Title: [257134] trunk/Source/_javascript_Core
Revision
257134
Author
[email protected]
Date
2020-02-21 08:20:55 -0800 (Fri, 21 Feb 2020)

Log Message

Make support for bytecode caching more robust against file corruption.
https://bugs.webkit.org/show_bug.cgi?id=207972
<rdar://problem/59260595>

Reviewed by Yusuke Suzuki.

If a bytecode cache file is corrupted, we currently will always crash every time
we try to read it (in perpetuity as long as the corrupted cache file continues to
exist on disk).  To guard against this, we'll harden the bytecode caching mechanism
as follows:

1. Modify the writeCache operation to always write the cache file in a transactional
   manner i.e. we'll first write to a .tmp file, and then rename the .tmp file to
   the cache file only if the entire file has been written in completeness.

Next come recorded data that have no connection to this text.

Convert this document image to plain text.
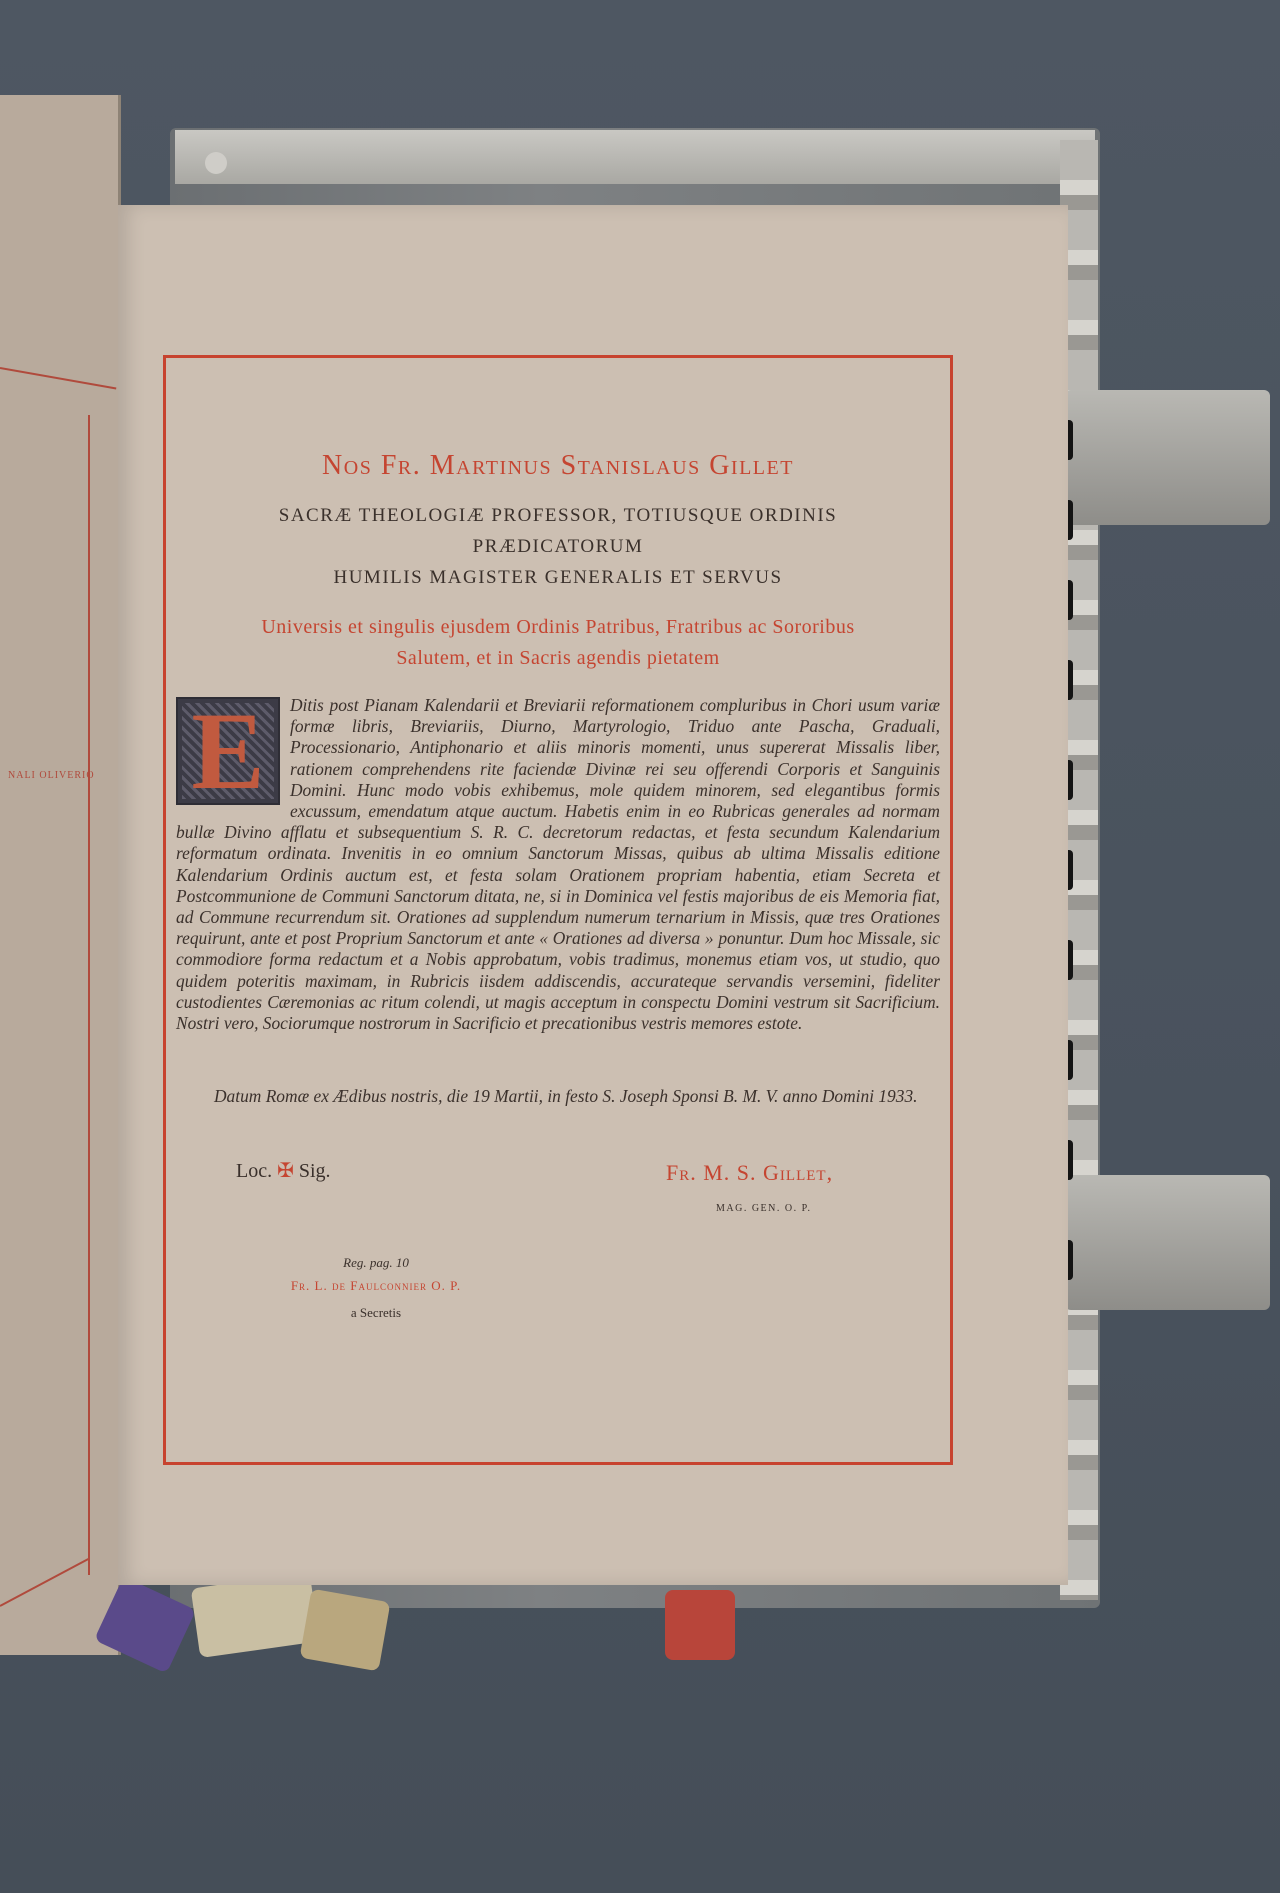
NALI OLIVERIO
Nos Fr. Martinus Stanislaus Gillet
SACRÆ THEOLOGIÆ PROFESSOR, TOTIUSQUE ORDINIS
PRÆDICATORUM
HUMILIS MAGISTER GENERALIS ET SERVUS
Universis et singulis ejusdem Ordinis Patribus, Fratribus ac Sororibus
Salutem, et in Sacris agendis pietatem
E	Ditis post Pianam Kalendarii et Breviarii reformationem compluribus in Chori usum variæ formæ libris, Breviariis, Diurno, Martyrologio, Triduo ante Pascha, Graduali, Processionario, Antiphonario et aliis minoris momenti, unus supererat Missalis liber, rationem comprehendens rite faciendæ Divinæ rei seu offerendi Corporis et Sanguinis Domini. Hunc modo vobis exhibemus, mole quidem minorem, sed elegantibus formis excussum, emendatum atque auctum. Habetis enim in eo Rubricas generales ad normam bullæ Divino afflatu et subsequentium S. R. C. decretorum redactas, et festa secundum Kalendarium reformatum ordinata. Invenitis in eo omnium Sanctorum Missas, quibus ab ultima Missalis editione Kalendarium Ordinis auctum est, et festa solam Orationem propriam habentia, etiam Secreta et Postcommunione de Communi Sanctorum ditata, ne, si in Dominica vel festis majoribus de eis Memoria fiat, ad Commune recurrendum sit. Orationes ad supplendum numerum ternarium in Missis, quæ tres Orationes requirunt, ante et post Proprium Sanctorum et ante « Orationes ad diversa » ponuntur. Dum hoc Missale, sic commodiore forma redactum et a Nobis approbatum, vobis tradimus, monemus etiam vos, ut studio, quo quidem poteritis maximam, in Rubricis iisdem addiscendis, accurateque servandis versemini, fideliter custodientes Cæremonias ac ritum colendi, ut magis acceptum in conspectu Domini vestrum sit Sacrificium. Nostri vero, Sociorumque nostrorum in Sacrificio et precationibus vestris memores estote.
Datum Romæ ex Ædibus nostris, die 19 Martii, in festo S. Joseph Sponsi B. M. V. anno Domini 1933.
Loc. ✠ Sig.	Fr. M. S. Gillet,
MAG. GEN. O. P.
Reg. pag. 10
Fr. L. de Faulconnier O. P.
a Secretis
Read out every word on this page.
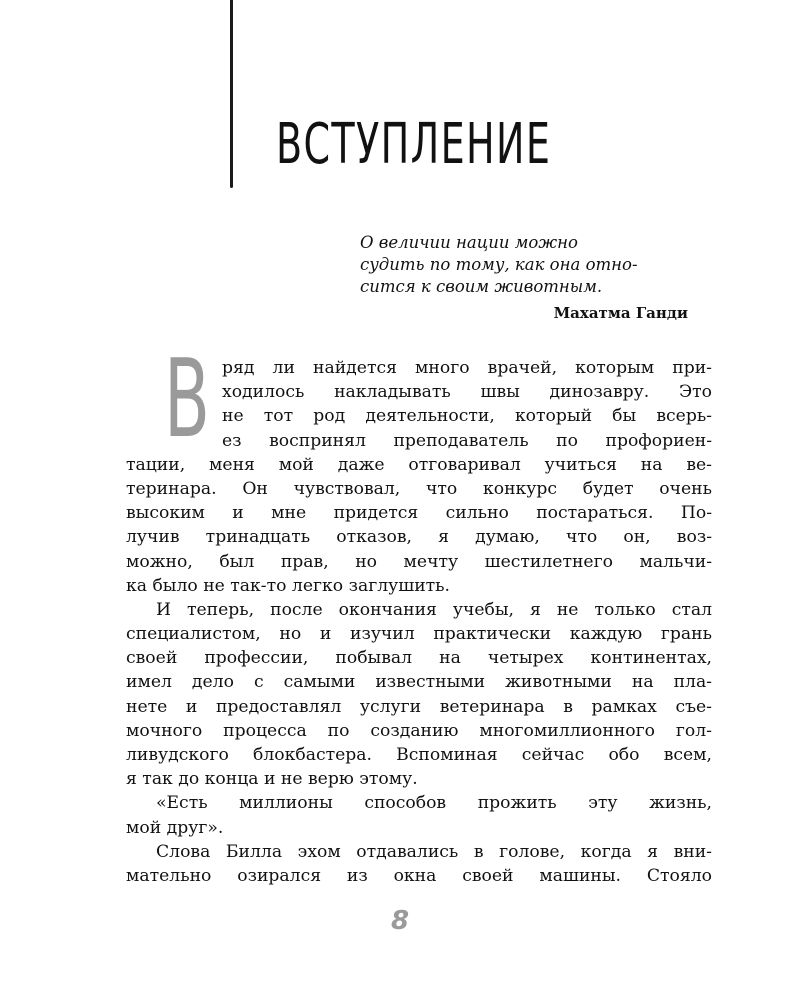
ВСТУПЛЕНИЕ
О величии нации можно
судить по тому, как она отно-
сится к своим животным.
Махатма Ганди
В ряд ли найдется много врачей, которым при-
ходилось накладывать швы динозавру. Это
не тот род деятельности, который бы всерь-
ез воспринял преподаватель по профориен-
тации, меня мой даже отговаривал учиться на ве-
теринара. Он чувствовал, что конкурс будет очень
высоким и мне придется сильно постараться. По-
лучив тринадцать отказов, я думаю, что он, воз-
можно, был прав, но мечту шестилетнего мальчи-
ка было не так-то легко заглушить.
И теперь, после окончания учебы, я не только стал
специалистом, но и изучил практически каждую грань
своей профессии, побывал на четырех континентах,
имел дело с самыми известными животными на пла-
нете и предоставлял услуги ветеринара в рамках съе-
мочного процесса по созданию многомиллионного гол-
ливудского блокбастера. Вспоминая сейчас обо всем,
я так до конца и не верю этому.
«Есть миллионы способов прожить эту жизнь,
мой друг».
Слова Билла эхом отдавались в голове, когда я вни-
мательно озирался из окна своей машины. Стояло
8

   This ensures that we won't get corrupted cache files due to interrupted writes.

2. Modify the writeCache operation to also compute a SHA1 hash of the cache file
   and append the hash at end of the file.  Modify the readCache operation to
   first authenticate the SHA1 hash before allowing the cache file to be used.
   If the hash does not match, the file is bad, and we'll just delete it.

   This ensures that we won't be crashing while decoding a corrupted cache file.

Manually tested with the following scenarios and ensuring that the client recovers
with no crashes:

1. no cache file on disk.
2. a 0-sized cache file on a disk.
3. a truncated cache file on disk.
4. a corrupted cache file on disk.
5. an uncorrupted cache file on disk.

Also added some static_asserts in CachedTypes.cpp to document some invariants that
the pre-existing code is dependent on.

* API/JSScript.mm:
(-[JSScript readCache]):
(-[JSScript writeCache:]):
* runtime/CachedTypes.cpp:

Modified Paths

Diff

Modified: trunk/Source/_javascript_Core/API/JSScript.mm (257133 => 257134)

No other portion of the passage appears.